The Court points to the first sentence of para. 30 of the Prior Appeal Decision  which leaves the door open for Donaldson:

“Should [the respondent] take steps to enforce its arbitral awards against [the appellant] in the Ontario courts, then it would seem to me that [the appellant] should be free to resist the enforcement of those awards on whatever basis it chooses, subject to the ruling of the presiding judge. [Emphasis added.]

[14] Nor do we accept that issue estoppel flows from the statements made by Gans J. in the injunction motion. Justice Gans observations on the issue of the alleged death threats were made in the context of an interim interlocutory proceeding seeking to prevent the ICAC arbitration from proceeding. In our view, those remarks do not bind the judge deciding the enforcement proceedings.

[15] In any event, it appears that Gans J.’s finding on this issue rests on a misapprehension of the evidence. The respondent had not, as Gans J. appears to have understood, offered to change the venue of the arbitration hearing to a neutral location. Rather, as the respondent confirmed to this court, the offer was to allow that part of the arbitration involving testimony by the appellant’s witnesses to be heard in a neutral location. The balance of the arbitration would have taken place in Moscow. Thus, the offer could not amount to a complete answer to the appellant’s concerns because the appellant would still have had to go to Russia for all aspects of the arbitration except for the giving of its testimony.
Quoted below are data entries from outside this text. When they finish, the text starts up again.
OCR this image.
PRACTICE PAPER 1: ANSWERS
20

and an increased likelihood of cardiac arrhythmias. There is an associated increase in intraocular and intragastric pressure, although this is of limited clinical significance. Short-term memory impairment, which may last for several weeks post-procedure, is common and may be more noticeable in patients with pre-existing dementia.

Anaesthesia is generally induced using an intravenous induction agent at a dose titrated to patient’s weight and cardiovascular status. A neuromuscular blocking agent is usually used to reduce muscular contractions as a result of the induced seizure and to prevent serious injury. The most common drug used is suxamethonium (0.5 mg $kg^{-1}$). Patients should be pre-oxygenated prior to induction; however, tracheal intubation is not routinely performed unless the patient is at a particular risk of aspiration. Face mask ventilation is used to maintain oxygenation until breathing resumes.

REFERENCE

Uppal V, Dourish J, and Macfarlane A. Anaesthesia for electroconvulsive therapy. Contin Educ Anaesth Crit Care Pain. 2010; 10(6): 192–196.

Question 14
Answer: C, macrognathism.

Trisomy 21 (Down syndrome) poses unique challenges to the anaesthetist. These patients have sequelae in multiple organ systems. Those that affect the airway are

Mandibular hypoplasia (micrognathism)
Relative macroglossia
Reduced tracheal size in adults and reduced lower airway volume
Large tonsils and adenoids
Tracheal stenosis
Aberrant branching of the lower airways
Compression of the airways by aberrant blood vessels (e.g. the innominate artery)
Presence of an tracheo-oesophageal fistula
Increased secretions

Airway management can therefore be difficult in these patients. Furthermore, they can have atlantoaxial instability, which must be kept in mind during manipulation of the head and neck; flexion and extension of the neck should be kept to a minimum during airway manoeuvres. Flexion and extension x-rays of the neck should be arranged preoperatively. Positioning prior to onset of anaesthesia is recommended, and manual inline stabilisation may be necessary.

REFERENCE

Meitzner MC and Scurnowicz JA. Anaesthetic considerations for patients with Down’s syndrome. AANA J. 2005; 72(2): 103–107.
Second, even if the preconditions to the operation of issue estoppel were established, the application judge failed to exercise the court’s residual discretion taking into account the entirety of the circumstances, including weighing the factors for and against the exercise of the residual discretion: citing, Danyluk v. Ainsworth Technologies Inc. [2001] 2 S.C.R. 460 at para’s 33, 66 and 80. 
The Court of Appeal concludes:
“…It was an error to fail to consider this residual discretion. In the circumstances of this case where the issue of the alleged death threats has never been decided on the merits and where that undecided issue goes to the heart of the appellant’s ability to participate in the arbitration the application of issue estoppel would have worked an injustice”

Accordingly, the enforcement application was remitted for a fresh determination to be made in accordance with the panel’s reasons. with costs of the appeal and thrown away below in favour of the appellant fixed at $25,000 and $20,000, respectively, to be set off against outstanding costs order in favour of the respondent.

H/T to Allan L. Herman, co-counsel for the appellant, Donaldson International Livestock Ltd. for alerting me to this decision.